I could not take refuge at my friends’ houses because they were already struggling to make a living. I had to take the beatings until they finally removed the travel restrictions in July.
I got some money from my cleaning job and took the two youngest children and travelled upcountry to live with my mother.
After about a month, my husband started begging me to come back. He said he was sorry, that he’d found another job and he was ready to provide for us.
At first I didn’t believe him and I swore that I would never come back. But then the government announced that schools might be reopening soon and I started worrying about school fees.

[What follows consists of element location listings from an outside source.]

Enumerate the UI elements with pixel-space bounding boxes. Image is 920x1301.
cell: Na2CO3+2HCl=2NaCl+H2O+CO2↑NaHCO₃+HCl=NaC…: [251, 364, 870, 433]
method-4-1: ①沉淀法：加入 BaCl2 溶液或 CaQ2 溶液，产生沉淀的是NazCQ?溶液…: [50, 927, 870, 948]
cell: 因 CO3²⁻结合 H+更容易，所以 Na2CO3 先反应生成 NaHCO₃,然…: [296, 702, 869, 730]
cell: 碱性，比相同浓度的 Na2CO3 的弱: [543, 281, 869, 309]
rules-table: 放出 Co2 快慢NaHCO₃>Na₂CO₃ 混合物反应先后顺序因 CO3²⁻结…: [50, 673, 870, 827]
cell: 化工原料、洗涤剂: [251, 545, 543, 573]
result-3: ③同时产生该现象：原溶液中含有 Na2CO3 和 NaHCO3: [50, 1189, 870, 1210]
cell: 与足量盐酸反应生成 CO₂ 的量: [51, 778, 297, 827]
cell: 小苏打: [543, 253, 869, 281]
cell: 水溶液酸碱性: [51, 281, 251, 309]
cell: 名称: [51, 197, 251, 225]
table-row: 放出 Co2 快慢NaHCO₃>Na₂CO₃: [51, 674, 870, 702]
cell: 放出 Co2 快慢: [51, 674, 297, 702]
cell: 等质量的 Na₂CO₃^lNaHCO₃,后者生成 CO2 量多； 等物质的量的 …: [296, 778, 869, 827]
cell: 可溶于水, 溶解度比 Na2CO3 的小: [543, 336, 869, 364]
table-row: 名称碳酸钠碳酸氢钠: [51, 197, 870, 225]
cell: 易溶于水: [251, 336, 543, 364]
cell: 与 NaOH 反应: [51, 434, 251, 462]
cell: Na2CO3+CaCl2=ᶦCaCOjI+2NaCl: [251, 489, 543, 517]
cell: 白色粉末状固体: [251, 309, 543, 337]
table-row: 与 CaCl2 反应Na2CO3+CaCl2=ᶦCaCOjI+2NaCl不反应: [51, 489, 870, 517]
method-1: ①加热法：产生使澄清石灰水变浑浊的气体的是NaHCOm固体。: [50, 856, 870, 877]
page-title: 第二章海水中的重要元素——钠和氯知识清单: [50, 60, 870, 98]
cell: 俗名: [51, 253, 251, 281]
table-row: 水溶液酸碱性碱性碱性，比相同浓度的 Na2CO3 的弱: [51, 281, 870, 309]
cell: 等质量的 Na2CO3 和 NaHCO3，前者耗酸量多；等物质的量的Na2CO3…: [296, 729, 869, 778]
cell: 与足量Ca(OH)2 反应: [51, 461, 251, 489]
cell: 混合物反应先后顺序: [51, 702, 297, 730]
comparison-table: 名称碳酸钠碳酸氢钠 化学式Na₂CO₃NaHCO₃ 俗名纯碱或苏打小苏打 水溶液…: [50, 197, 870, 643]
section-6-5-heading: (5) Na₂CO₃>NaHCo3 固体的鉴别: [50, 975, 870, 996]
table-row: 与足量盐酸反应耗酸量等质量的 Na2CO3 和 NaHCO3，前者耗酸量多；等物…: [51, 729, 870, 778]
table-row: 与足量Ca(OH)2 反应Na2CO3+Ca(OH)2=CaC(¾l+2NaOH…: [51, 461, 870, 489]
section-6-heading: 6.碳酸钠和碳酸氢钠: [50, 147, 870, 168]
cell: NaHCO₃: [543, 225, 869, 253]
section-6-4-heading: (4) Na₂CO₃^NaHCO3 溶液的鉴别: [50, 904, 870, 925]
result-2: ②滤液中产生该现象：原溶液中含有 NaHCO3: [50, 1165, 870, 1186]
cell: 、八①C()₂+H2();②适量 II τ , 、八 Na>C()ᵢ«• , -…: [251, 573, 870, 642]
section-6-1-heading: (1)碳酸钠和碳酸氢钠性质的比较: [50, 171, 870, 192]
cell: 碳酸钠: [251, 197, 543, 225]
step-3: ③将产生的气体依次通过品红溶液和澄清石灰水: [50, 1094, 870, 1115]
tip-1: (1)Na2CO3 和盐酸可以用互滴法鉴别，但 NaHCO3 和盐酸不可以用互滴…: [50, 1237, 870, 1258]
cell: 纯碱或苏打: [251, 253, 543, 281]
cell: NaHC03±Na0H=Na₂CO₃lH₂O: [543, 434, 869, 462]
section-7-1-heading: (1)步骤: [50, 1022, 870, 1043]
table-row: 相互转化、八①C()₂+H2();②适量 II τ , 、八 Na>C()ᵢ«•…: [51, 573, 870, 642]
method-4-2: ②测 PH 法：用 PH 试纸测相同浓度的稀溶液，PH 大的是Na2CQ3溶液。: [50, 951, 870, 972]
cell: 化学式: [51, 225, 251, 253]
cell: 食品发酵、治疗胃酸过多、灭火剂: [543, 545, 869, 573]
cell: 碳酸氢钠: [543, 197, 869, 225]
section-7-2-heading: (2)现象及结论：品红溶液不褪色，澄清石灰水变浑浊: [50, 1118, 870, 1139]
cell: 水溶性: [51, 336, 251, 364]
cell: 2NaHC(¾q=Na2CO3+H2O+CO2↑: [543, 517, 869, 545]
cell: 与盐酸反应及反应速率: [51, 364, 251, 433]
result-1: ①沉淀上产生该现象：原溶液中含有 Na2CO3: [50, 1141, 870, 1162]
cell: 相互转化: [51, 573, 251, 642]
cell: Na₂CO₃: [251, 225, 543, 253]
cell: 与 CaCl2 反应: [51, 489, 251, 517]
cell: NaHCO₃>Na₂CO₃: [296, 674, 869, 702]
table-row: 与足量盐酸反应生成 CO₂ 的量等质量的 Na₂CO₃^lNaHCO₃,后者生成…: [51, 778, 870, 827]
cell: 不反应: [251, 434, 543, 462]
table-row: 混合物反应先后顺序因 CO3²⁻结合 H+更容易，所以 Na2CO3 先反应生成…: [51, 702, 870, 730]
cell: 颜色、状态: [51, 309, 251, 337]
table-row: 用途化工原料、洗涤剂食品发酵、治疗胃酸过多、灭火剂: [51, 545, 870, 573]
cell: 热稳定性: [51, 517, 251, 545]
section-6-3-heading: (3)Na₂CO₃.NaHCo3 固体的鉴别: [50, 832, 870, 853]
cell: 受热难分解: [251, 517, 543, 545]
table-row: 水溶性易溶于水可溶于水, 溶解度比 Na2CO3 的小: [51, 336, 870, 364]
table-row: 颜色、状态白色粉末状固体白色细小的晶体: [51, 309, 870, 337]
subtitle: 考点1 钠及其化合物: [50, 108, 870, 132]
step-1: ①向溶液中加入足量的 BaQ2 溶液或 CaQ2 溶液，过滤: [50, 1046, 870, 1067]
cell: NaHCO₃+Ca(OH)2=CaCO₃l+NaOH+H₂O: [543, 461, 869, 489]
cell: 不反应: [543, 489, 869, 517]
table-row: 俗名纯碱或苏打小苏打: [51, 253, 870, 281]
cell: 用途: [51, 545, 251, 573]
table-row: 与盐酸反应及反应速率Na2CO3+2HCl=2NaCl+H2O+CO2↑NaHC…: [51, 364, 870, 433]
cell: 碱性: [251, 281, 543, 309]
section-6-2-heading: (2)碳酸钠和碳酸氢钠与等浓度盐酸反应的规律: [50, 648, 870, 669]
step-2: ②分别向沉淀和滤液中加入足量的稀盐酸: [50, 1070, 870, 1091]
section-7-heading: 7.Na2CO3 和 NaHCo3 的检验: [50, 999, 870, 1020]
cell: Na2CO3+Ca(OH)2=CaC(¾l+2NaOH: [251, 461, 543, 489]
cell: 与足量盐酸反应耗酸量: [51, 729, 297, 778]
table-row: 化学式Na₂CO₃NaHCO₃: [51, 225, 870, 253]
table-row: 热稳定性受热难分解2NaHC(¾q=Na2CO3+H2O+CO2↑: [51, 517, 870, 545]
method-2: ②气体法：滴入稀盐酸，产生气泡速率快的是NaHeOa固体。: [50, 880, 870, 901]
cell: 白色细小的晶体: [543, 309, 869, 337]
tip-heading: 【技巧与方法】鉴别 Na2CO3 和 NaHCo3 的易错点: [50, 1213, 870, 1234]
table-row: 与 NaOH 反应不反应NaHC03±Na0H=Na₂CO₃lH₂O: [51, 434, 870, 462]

It’s been a month now since I came back to Nairobi. My husband has not laid a hand on me. However, he still insults me when he gets drunk.
I don’t know what the future holds. I am just grateful for every day that I make it through without a beating. I am grateful to be alive.
Unsafe abortion in numbers
- An estimated 2,600 Kenyan women die from unsafe abortions annually, which means seven deaths every day. (APHRC)
- Unsafe abortions account for 35 per cent of the maternal deaths in Kenya (2014 Kenya Demographic Health Survey); the global average is 13 per cent.
- The cost of treating complications arising from unsafe abortion in public facilities in Kenya was Sh432.7 million, or US $5.1 million. (2018 study by APHRC and MoH)
- Approximately 464,000 women had an abortion in Kenya in 2012 (APHRC and MoH).
- Approximately 25 per cent of the illegal abortions that women seek out in Kenya each year result in severe complications and hospitalisations. (Guttmacher)
- Each year, 4.7 per cent - 13.2 per cent of maternal deaths are attributable to unsafe abortion, most in the poorest countries.